La cornisa me daba la única
protección posible, el aire contaminado de la urbe.
Grandiosa perspectiva que la
guerra había regalado.
El gris de la escena
conjuntaba con las caras de la gente.
Desvalidos.
Como el ‘rey de la jungla’ ,
pero en este caso,
toda la manada de antílopes
se mostraban débiles.
A penas había hombres y los
que había estaban mutilados.
Niños y mujeres desnutridos,
desolados…..
Manjares divinos.
Estaba en el edén prohibido,
mi propio paraíso
donde la tristeza era tan densa
que se podía caminar por ella, y lo hacía.
Roto por fuera y entero por
dentro, el miedo de sus ojos
eran un cálido masaje en mis
sienes.
Al cabo de un rato hizo
presencia la luna, mi suerte.
Frecuentaba un burdel lleno
de agujeros de obuses, paredes desconchadas y ratas bien nutridas.
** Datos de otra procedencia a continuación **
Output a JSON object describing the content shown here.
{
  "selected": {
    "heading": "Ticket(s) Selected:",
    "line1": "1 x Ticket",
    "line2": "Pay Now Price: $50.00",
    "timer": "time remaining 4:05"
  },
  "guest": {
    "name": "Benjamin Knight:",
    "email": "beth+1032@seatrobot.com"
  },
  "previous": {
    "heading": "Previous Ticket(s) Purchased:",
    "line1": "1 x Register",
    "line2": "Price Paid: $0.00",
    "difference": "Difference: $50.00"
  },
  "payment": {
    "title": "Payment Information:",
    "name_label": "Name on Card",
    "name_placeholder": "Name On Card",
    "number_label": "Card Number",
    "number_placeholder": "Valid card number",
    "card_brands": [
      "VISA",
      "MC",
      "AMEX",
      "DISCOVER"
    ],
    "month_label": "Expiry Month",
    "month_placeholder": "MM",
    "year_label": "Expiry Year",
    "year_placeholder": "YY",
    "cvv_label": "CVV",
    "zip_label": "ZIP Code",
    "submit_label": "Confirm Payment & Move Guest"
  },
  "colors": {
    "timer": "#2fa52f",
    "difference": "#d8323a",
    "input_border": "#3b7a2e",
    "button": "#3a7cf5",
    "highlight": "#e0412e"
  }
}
Las princesas que habitaban
en ese castillo estaban
lejos de serlo. Deformadas,
apaleadas, mezclaban tonos pálidos y morados.
Sus caras quemadas por acido
no hablaban, no podían,
no querían.
Sometidas y sumisas, me
sentía arropado. Instintos de baja naturaleza.
Me excitaba contagiarles mi
‘don’ mientras bebían mi sangre, al fin y al cabo,
alimentaba esos escombros
humanos.
Mantuve mis hábitos una larga
temporada, hasta que agoté sus recursos y me fui.